A development of this argument will be set out in my “Público” article this Friday 11th March (in Portuguese). Simulations of savings in interests having access to EFSF, with two scenarios, done by myself and João Duque will be presented at Instituto Superior de Economia e Gestão, Friday 11th at 6pm in Auditório 2 (Rua do Quelhas).

Thursday 3 March 2011

Deolinda's sad song

Youth unemployment in Portugal is 23%. Firms tend to reduce their hirings considerably during slumps. Germany demands more reforms including, presumably, some labour market deregulation. But the Portuguese government now decides to impose a minimum wage and several other contractual constraints on traineeships (e.g., a minimum duration of 12 months).

Traineeships are a form of investment in one's human capital - even if trainees are not paid, they may be better off given the gains in experience, networks, signaling/screening, etc. Why make it more costly for employers to take on trainees? Why risk pricing out many more youngsters from the labour market?

Tuesday 1 March 2011

The Portuguese Economists

The 2011 issue of "Economics Research in Portugal: People and Institutions", which lists and ranks academic research in economics, is now available.

This is a notable effort (by Paulo Guimaraes and Miguel Portela) in compiling and disseminating information about the work done by Portuguese economists (and non-Portuguese economists based in Portugal) in pushing the frontiers of knowledge in the "dismal science".
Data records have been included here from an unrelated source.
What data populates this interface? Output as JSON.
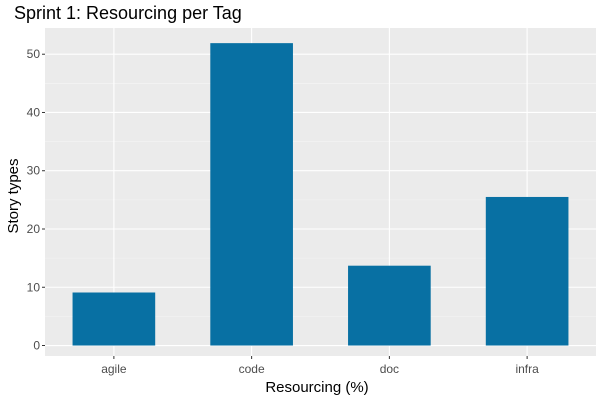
{
  "chart_data": {
    "type": "bar",
    "title": "Sprint 1: Resourcing per Tag",
    "xlabel": "Resourcing (%)",
    "ylabel": "Story types",
    "categories": [
      "agile",
      "code",
      "doc",
      "infra"
    ],
    "values": [
      9.1,
      51.9,
      13.7,
      25.5
    ],
    "ylim": [
      -1.8,
      54.5
    ],
    "yticks": [
      0,
      10,
      20,
      30,
      40,
      50
    ],
    "ytick_labels": [
      "0",
      "10",
      "20",
      "30",
      "40",
      "50"
    ],
    "grid": true,
    "legend": "none",
    "colors": {
      "bar": "#0870A3",
      "panel_background": "#EBEBEB",
      "grid_major": "#FFFFFF",
      "grid_minor": "#F5F5F5",
      "tick_text": "#4D4D4D",
      "tick_mark": "#333333"
    }
  }
}
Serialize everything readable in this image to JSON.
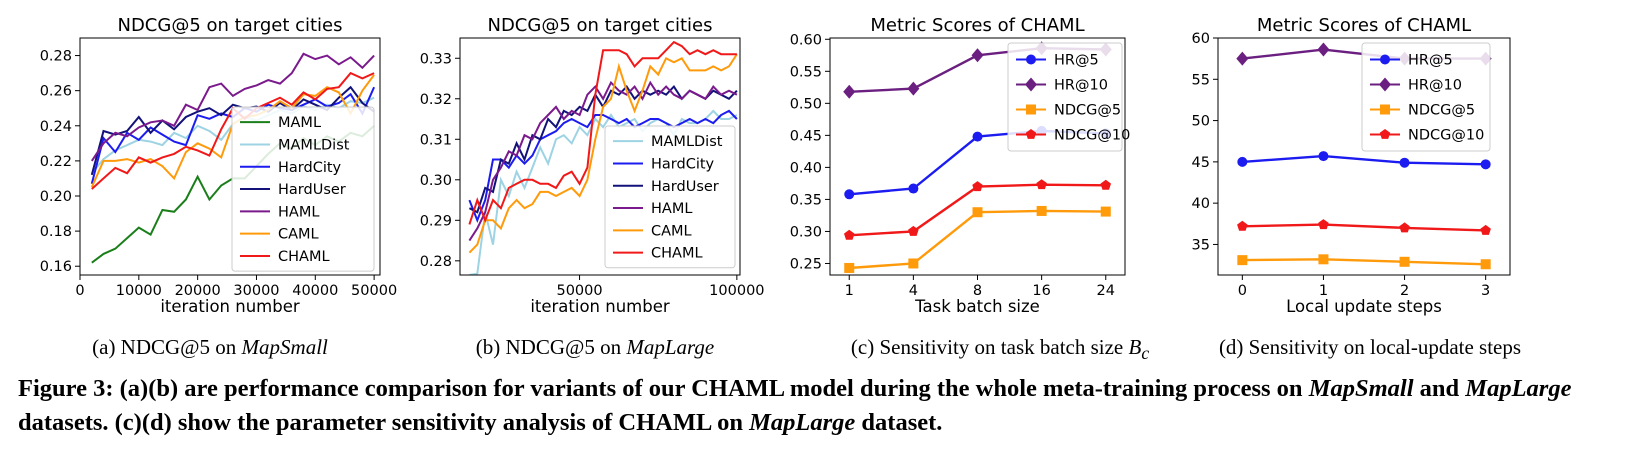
{
  "figure_caption": {
    "label": "Figure 3:",
    "parts": [
      {
        "text": " (a)(b) are performance comparison for variants of our CHAML model during the whole meta-training process on "
      },
      {
        "text": "MapSmall",
        "italic": true
      },
      {
        "text": " and "
      },
      {
        "text": "MapLarge",
        "italic": true
      },
      {
        "text": " datasets. (c)(d) show the parameter sensitivity analysis of CHAML on "
      },
      {
        "text": "MapLarge",
        "italic": true
      },
      {
        "text": " dataset."
      }
    ]
  },
  "subcaptions": [
    {
      "prefix": "(a)  NDCG@5 on ",
      "emph": "MapSmall",
      "suffix": ""
    },
    {
      "prefix": "(b)  NDCG@5 on ",
      "emph": "MapLarge",
      "suffix": ""
    },
    {
      "prefix": "(c)  Sensitivity on task batch size ",
      "emph": "B",
      "sub": "c",
      "suffix": ""
    },
    {
      "prefix": "(d)  Sensitivity on local-update steps",
      "emph": "",
      "suffix": ""
    }
  ],
  "colors": {
    "MAML": "#1a7f1a",
    "MAMLDist": "#9dd3e3",
    "HardCity": "#1c1cf0",
    "HardUser": "#12127a",
    "HAML": "#7a1a8c",
    "CAML": "#ff9a0a",
    "CHAML": "#f01818",
    "HR@5": "#1c1cf0",
    "HR@10": "#6b1f80",
    "NDCG@5": "#ff9a0a",
    "NDCG@10": "#f01818"
  },
  "chart_data": [
    {
      "type": "line",
      "title": "NDCG@5 on target cities",
      "xlabel": "iteration number",
      "ylabel": "",
      "xlim": [
        0,
        51000
      ],
      "ylim": [
        0.155,
        0.29
      ],
      "xticks": [
        0,
        10000,
        20000,
        30000,
        40000,
        50000
      ],
      "yticks": [
        0.16,
        0.18,
        0.2,
        0.22,
        0.24,
        0.26,
        0.28
      ],
      "ytick_labels": [
        "0.16",
        "0.18",
        "0.20",
        "0.22",
        "0.24",
        "0.26",
        "0.28"
      ],
      "legend": "center-right",
      "x": [
        2000,
        4000,
        6000,
        8000,
        10000,
        12000,
        14000,
        16000,
        18000,
        20000,
        22000,
        24000,
        26000,
        28000,
        30000,
        32000,
        34000,
        36000,
        38000,
        40000,
        42000,
        44000,
        46000,
        48000,
        50000
      ],
      "series": [
        {
          "name": "MAML",
          "values": [
            0.162,
            0.167,
            0.17,
            0.176,
            0.182,
            0.178,
            0.192,
            0.191,
            0.198,
            0.211,
            0.198,
            0.206,
            0.21,
            0.21,
            0.217,
            0.224,
            0.23,
            0.227,
            0.233,
            0.229,
            0.234,
            0.231,
            0.236,
            0.234,
            0.24
          ]
        },
        {
          "name": "MAMLDist",
          "values": [
            0.213,
            0.221,
            0.226,
            0.229,
            0.232,
            0.231,
            0.229,
            0.236,
            0.233,
            0.24,
            0.237,
            0.232,
            0.241,
            0.245,
            0.243,
            0.246,
            0.249,
            0.247,
            0.251,
            0.249,
            0.252,
            0.25,
            0.254,
            0.253,
            0.256
          ]
        },
        {
          "name": "HardCity",
          "values": [
            0.207,
            0.233,
            0.225,
            0.236,
            0.232,
            0.239,
            0.235,
            0.231,
            0.229,
            0.246,
            0.244,
            0.247,
            0.245,
            0.25,
            0.248,
            0.252,
            0.25,
            0.249,
            0.252,
            0.255,
            0.251,
            0.253,
            0.258,
            0.247,
            0.262
          ]
        },
        {
          "name": "HardUser",
          "values": [
            0.212,
            0.237,
            0.235,
            0.237,
            0.245,
            0.236,
            0.243,
            0.238,
            0.245,
            0.248,
            0.25,
            0.246,
            0.252,
            0.25,
            0.251,
            0.248,
            0.253,
            0.249,
            0.255,
            0.252,
            0.249,
            0.256,
            0.262,
            0.253,
            0.248
          ]
        },
        {
          "name": "HAML",
          "values": [
            0.22,
            0.23,
            0.236,
            0.234,
            0.239,
            0.242,
            0.243,
            0.24,
            0.252,
            0.249,
            0.262,
            0.264,
            0.257,
            0.261,
            0.263,
            0.266,
            0.264,
            0.27,
            0.281,
            0.278,
            0.28,
            0.275,
            0.279,
            0.273,
            0.28
          ]
        },
        {
          "name": "CAML",
          "values": [
            0.205,
            0.22,
            0.22,
            0.221,
            0.219,
            0.221,
            0.217,
            0.21,
            0.225,
            0.23,
            0.227,
            0.222,
            0.241,
            0.245,
            0.246,
            0.249,
            0.254,
            0.25,
            0.258,
            0.257,
            0.262,
            0.259,
            0.247,
            0.26,
            0.269
          ]
        },
        {
          "name": "CHAML",
          "values": [
            0.204,
            0.21,
            0.216,
            0.213,
            0.222,
            0.219,
            0.222,
            0.224,
            0.228,
            0.226,
            0.223,
            0.238,
            0.25,
            0.244,
            0.25,
            0.253,
            0.256,
            0.252,
            0.259,
            0.255,
            0.261,
            0.262,
            0.27,
            0.267,
            0.27
          ]
        }
      ]
    },
    {
      "type": "line",
      "title": "NDCG@5 on target cities",
      "xlabel": "iteration number",
      "ylabel": "",
      "xlim": [
        12000,
        101000
      ],
      "ylim": [
        0.2765,
        0.335
      ],
      "xticks": [
        50000,
        100000
      ],
      "yticks": [
        0.28,
        0.29,
        0.3,
        0.31,
        0.32,
        0.33
      ],
      "ytick_labels": [
        "0.28",
        "0.29",
        "0.30",
        "0.31",
        "0.32",
        "0.33"
      ],
      "legend": "lower-right",
      "x": [
        15000,
        17500,
        20000,
        22500,
        25000,
        27500,
        30000,
        32500,
        35000,
        37500,
        40000,
        42500,
        45000,
        47500,
        50000,
        52500,
        55000,
        57500,
        60000,
        62500,
        65000,
        67500,
        70000,
        72500,
        75000,
        77500,
        80000,
        82500,
        85000,
        87500,
        90000,
        92500,
        95000,
        97500,
        100000
      ],
      "series": [
        {
          "name": "MAMLDist",
          "values": [
            0.2765,
            0.2768,
            0.292,
            0.284,
            0.3,
            0.296,
            0.302,
            0.298,
            0.303,
            0.308,
            0.304,
            0.31,
            0.311,
            0.309,
            0.313,
            0.311,
            0.315,
            0.313,
            0.316,
            0.313,
            0.314,
            0.315,
            0.312,
            0.314,
            0.315,
            0.314,
            0.311,
            0.315,
            0.314,
            0.314,
            0.315,
            0.317,
            0.315,
            0.315,
            0.316
          ]
        },
        {
          "name": "HardCity",
          "values": [
            0.295,
            0.29,
            0.295,
            0.305,
            0.305,
            0.303,
            0.306,
            0.304,
            0.306,
            0.31,
            0.311,
            0.312,
            0.314,
            0.315,
            0.314,
            0.313,
            0.316,
            0.316,
            0.315,
            0.314,
            0.315,
            0.313,
            0.314,
            0.315,
            0.315,
            0.314,
            0.313,
            0.314,
            0.315,
            0.314,
            0.315,
            0.314,
            0.316,
            0.317,
            0.315
          ]
        },
        {
          "name": "HardUser",
          "values": [
            0.293,
            0.292,
            0.298,
            0.297,
            0.305,
            0.304,
            0.309,
            0.305,
            0.311,
            0.31,
            0.315,
            0.313,
            0.317,
            0.316,
            0.318,
            0.317,
            0.321,
            0.318,
            0.322,
            0.321,
            0.323,
            0.32,
            0.322,
            0.321,
            0.322,
            0.321,
            0.323,
            0.32,
            0.322,
            0.321,
            0.32,
            0.322,
            0.321,
            0.32,
            0.322
          ]
        },
        {
          "name": "HAML",
          "values": [
            0.285,
            0.288,
            0.292,
            0.3,
            0.303,
            0.307,
            0.306,
            0.311,
            0.31,
            0.314,
            0.316,
            0.318,
            0.315,
            0.317,
            0.316,
            0.321,
            0.323,
            0.32,
            0.324,
            0.322,
            0.321,
            0.323,
            0.32,
            0.324,
            0.321,
            0.323,
            0.321,
            0.32,
            0.322,
            0.321,
            0.32,
            0.323,
            0.321,
            0.322,
            0.321
          ]
        },
        {
          "name": "CAML",
          "values": [
            0.282,
            0.284,
            0.29,
            0.29,
            0.288,
            0.293,
            0.295,
            0.293,
            0.294,
            0.297,
            0.297,
            0.296,
            0.297,
            0.298,
            0.296,
            0.3,
            0.31,
            0.318,
            0.32,
            0.328,
            0.322,
            0.317,
            0.322,
            0.328,
            0.326,
            0.33,
            0.329,
            0.33,
            0.327,
            0.327,
            0.327,
            0.328,
            0.327,
            0.328,
            0.331
          ]
        },
        {
          "name": "CHAML",
          "values": [
            0.289,
            0.295,
            0.29,
            0.295,
            0.293,
            0.298,
            0.299,
            0.3,
            0.3,
            0.299,
            0.299,
            0.298,
            0.301,
            0.302,
            0.299,
            0.303,
            0.321,
            0.332,
            0.332,
            0.332,
            0.331,
            0.328,
            0.33,
            0.33,
            0.33,
            0.332,
            0.334,
            0.333,
            0.331,
            0.332,
            0.331,
            0.332,
            0.331,
            0.331,
            0.331
          ]
        }
      ]
    },
    {
      "type": "line",
      "title": "Metric Scores of CHAML",
      "xlabel": "Task batch size",
      "ylabel": "",
      "categories": [
        "1",
        "4",
        "8",
        "16",
        "24"
      ],
      "ylim": [
        0.232,
        0.602
      ],
      "yticks": [
        0.25,
        0.3,
        0.35,
        0.4,
        0.45,
        0.5,
        0.55,
        0.6
      ],
      "ytick_labels": [
        "0.25",
        "0.30",
        "0.35",
        "0.40",
        "0.45",
        "0.50",
        "0.55",
        "0.60"
      ],
      "legend": "top-right",
      "series": [
        {
          "name": "HR@5",
          "marker": "circle",
          "values": [
            0.358,
            0.367,
            0.448,
            0.457,
            0.453
          ]
        },
        {
          "name": "HR@10",
          "marker": "diamond",
          "values": [
            0.518,
            0.523,
            0.575,
            0.586,
            0.584
          ]
        },
        {
          "name": "NDCG@5",
          "marker": "square",
          "values": [
            0.243,
            0.25,
            0.33,
            0.332,
            0.331
          ]
        },
        {
          "name": "NDCG@10",
          "marker": "pentagon",
          "values": [
            0.294,
            0.3,
            0.37,
            0.373,
            0.372
          ]
        }
      ]
    },
    {
      "type": "line",
      "title": "Metric Scores of CHAML",
      "xlabel": "Local update steps",
      "ylabel": "",
      "categories": [
        "0",
        "1",
        "2",
        "3"
      ],
      "ylim": [
        0.313,
        0.6
      ],
      "yticks": [
        0.35,
        0.4,
        0.45,
        0.5,
        0.55,
        0.6
      ],
      "ytick_labels": [
        "0.35",
        "0.40",
        "0.45",
        "0.50",
        "0.55",
        "0.60"
      ],
      "legend": "top-right",
      "series": [
        {
          "name": "HR@5",
          "marker": "circle",
          "values": [
            0.45,
            0.457,
            0.449,
            0.447
          ]
        },
        {
          "name": "HR@10",
          "marker": "diamond",
          "values": [
            0.575,
            0.586,
            0.575,
            0.575
          ]
        },
        {
          "name": "NDCG@5",
          "marker": "square",
          "values": [
            0.331,
            0.332,
            0.329,
            0.326
          ]
        },
        {
          "name": "NDCG@10",
          "marker": "pentagon",
          "values": [
            0.372,
            0.374,
            0.37,
            0.367
          ]
        }
      ]
    }
  ]
}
According to the website, there's somewhat surprising evidence that 2010 was a not very good year in terms of academic results, given the upward trend starting in the mid-1980s. But perhaps this is only a one-off blip (or, alternatively, 2008 and 2009 were one-off spikes):

Here's the list of top 10 economists, according to one of the many criteria (summing all research contributions since 1970 and weighting each article using a combination of metrics):

1: Sergio Rebelo, Northwestern U
2: Luis Cabral, New York U
3: Pedro Pita Barros, U Nova
4: Miguel Villas-Boas, U CA, Berkeley
5: Nuno Garoupa, U Illinois
6: Alfredo Marvão Pereira, Col William & Mary
7: João Santos Silva, U Essex
8: Guilherme Carmona, U Nova
9: Nuno Limão, U Maryland
10: Pedro Portugal, U Nova

It's interesting to note that only three out of those ten economists are based in Portugal (and all of those are in the same university, Nova).